Borsellino: «Questo paese è vostro... Ve lo dovete riprendere»

Rimini

IMOLA. «Quando finirete di studiare, quando cercherete lavoro, non lasciate questo nostro paese. Non lasciate morire la speranza di Paolo. Perché questo paese è vostro e ve lo dovete riprendere. E io so che ve lo riprenderete».

E’ l’invito che Salvatore Borsellino, fratello del magistrato Paolo, assassinato nell’attentato di via D’Amelio a Palermo del 19 luglio del 1992, ha rivolto agli studenti dell’istituto professionale “Cassiano da Imola”, al termine dell’incontro con le classi quarte e quinte di ieri mattina.

«Non ho niente da insegnarvi, se non i miei errori e le mie scelte di vita sbagliate», è la premessa, decisamente spiazzante, di Salvatore. Perché, se «la scelta di vita di Paolo è stata nient’altro che una scelta d’amore: rimanere nella sua terra a combattere per il suo paese, a combattere quel terribile cancro, la mafia, che alla fine ha creduto di ucciderlo», Salvatore ha preso una decisione opposta, quella di lasciarsi alle spalle il capoluogo siciliano per trasferirsi al Nord. Una scelta verso cui ha cercato in continuazione di spingere anche suo fratello.

«Come può piacere una città in cui abbiamo visto i morti per strada? In cui ho visto distruggere la bellezza dall’accordo tra mafia e politica, da quelli a cui non interessava nulla della bellezza, ma soltanto il denaro che può accumulare? In cui per trovare un lavoro avrei dovuto chiedere dei favori, e poi quei favori mi avrebbero chiesto di restituirli?», si domanda Salvatore. «Sono fuggito da una città in cui il sindaco diceva che la mafia non esisteva. Ma il sindaco si chiamava Vito Ciancimino! Ma purtroppo la stessa cosa diceva la Chiesa, perché il cardinal Ruffini diceva che la mafia era una invenzione dei rossi, dei comunisti, per denigrare la nostra bella città».

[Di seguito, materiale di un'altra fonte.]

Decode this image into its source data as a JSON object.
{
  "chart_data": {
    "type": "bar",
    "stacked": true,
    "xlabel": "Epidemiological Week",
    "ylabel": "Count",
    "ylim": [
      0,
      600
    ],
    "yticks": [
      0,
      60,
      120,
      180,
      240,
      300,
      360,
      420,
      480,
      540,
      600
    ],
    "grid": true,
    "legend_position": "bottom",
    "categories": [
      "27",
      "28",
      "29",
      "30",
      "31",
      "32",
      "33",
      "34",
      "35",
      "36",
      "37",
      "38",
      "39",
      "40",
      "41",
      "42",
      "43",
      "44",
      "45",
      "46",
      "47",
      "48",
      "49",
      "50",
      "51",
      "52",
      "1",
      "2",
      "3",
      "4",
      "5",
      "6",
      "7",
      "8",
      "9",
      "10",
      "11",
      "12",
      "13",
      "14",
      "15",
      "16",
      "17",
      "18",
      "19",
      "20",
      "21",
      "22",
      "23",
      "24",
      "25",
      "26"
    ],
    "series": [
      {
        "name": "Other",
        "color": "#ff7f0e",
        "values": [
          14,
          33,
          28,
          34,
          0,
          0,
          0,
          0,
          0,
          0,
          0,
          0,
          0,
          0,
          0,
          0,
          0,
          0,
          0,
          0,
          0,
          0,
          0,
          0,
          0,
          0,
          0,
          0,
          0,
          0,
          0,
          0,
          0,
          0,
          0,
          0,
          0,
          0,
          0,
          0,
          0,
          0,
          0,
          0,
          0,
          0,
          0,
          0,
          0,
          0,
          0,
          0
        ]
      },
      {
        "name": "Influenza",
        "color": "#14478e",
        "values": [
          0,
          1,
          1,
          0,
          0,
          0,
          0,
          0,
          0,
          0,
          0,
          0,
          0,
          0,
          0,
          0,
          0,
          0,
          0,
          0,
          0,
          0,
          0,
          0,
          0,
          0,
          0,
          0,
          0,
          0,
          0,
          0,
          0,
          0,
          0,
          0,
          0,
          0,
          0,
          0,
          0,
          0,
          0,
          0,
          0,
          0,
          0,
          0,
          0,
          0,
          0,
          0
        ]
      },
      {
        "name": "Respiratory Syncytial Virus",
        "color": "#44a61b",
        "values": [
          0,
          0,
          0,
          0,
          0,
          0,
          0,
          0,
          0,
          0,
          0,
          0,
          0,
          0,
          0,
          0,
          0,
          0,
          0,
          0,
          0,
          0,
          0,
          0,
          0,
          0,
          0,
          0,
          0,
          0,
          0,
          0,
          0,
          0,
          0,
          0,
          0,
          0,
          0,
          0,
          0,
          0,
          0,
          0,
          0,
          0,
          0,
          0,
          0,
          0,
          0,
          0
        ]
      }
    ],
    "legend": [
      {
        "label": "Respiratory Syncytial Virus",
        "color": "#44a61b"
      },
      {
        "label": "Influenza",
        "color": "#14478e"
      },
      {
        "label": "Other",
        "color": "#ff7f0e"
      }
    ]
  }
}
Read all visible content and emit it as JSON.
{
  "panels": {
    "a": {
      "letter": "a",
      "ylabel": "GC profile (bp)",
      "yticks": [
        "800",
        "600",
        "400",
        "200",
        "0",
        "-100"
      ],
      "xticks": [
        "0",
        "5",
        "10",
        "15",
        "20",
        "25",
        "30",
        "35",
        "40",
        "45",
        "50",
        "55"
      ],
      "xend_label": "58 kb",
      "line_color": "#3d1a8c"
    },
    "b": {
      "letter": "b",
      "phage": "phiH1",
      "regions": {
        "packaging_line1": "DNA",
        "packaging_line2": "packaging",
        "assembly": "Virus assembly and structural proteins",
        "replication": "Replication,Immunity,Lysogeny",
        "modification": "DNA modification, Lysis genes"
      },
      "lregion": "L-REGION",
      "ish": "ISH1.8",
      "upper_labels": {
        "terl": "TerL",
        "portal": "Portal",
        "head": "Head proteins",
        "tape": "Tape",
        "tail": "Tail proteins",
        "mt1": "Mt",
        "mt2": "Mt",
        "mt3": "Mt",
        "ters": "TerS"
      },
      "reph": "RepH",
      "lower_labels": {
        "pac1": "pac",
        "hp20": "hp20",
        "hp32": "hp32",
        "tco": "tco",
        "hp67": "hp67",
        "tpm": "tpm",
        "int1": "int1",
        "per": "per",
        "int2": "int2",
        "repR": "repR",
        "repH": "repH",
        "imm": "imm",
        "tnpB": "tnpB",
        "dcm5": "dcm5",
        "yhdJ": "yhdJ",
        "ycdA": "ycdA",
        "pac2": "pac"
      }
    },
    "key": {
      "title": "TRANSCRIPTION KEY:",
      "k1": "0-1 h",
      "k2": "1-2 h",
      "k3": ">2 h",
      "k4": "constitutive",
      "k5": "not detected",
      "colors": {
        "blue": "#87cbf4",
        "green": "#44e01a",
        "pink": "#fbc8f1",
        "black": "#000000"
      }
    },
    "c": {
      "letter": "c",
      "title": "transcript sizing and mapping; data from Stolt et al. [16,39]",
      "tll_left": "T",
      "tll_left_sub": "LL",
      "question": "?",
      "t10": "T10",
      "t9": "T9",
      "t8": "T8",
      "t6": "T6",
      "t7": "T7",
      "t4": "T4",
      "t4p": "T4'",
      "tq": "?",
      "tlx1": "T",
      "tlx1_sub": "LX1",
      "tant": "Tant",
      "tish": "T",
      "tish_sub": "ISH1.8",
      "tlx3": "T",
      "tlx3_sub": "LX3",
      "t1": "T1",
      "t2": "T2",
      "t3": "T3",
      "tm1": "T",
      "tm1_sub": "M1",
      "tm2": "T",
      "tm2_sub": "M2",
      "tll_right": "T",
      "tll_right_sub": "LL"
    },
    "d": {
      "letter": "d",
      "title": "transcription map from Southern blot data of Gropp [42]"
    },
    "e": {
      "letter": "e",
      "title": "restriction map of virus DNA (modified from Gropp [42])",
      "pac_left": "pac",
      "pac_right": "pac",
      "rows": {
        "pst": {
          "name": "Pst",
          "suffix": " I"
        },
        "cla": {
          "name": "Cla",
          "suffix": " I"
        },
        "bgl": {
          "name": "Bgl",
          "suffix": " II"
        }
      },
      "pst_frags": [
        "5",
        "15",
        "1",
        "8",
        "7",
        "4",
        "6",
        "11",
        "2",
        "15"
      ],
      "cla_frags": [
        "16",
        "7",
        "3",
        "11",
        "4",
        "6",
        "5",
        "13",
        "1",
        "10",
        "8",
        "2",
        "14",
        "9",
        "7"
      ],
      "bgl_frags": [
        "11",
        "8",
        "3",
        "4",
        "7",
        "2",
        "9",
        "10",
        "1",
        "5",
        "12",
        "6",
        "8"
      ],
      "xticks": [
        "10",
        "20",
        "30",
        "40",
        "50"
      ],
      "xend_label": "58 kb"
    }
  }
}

Molti altri, però, hanno scelto di voltare lo sguardo dall’altra parte: «Che cosa ha fatto il nostro Stato?», si chiede ancora Salvatore. «Quelle regioni le ha letteralmente abbandonate al controllo della criminalità organizzata. Perché potessero servire da serbatoio di voti per permettere a chi ci ha governato dalla fine della guerra a oggi di governare il resto del Paese».

Ma da via D’Amelio in poi, tutto è cambiato: «Il giorno dopo, nostra madre ci disse che saremmo dovuti andare dappertutto a cercare di portare a tutti quello che era il sogno di Paolo», ricorda Salvatore. Che da quel momento, cosciente del suo “errore” di lasciare Palermo, ha vissuto «i peggiori dieci anni della mia vita. Ho dovuto fare il Cammino di Santiago, per ritrovare me stesso: 850 chilometri a piedi, che idealmente ho fatto insieme a Paolo, per trovare la forza per ricominciare a parlare»

E anche se, alla fine degli anni Novanta, sembrava che l’indifferenza potesse riprendere il sopravvento, ha scelto di andare avanti perché «ho bisogno di sapere che, quando non avrò più la forza di gridare e di alzare questa agenda rossa, ci sarà qualcuno che continua a chiedere verità e giustizia. Faccio questi incontri per venire a prendere da voi la speranza».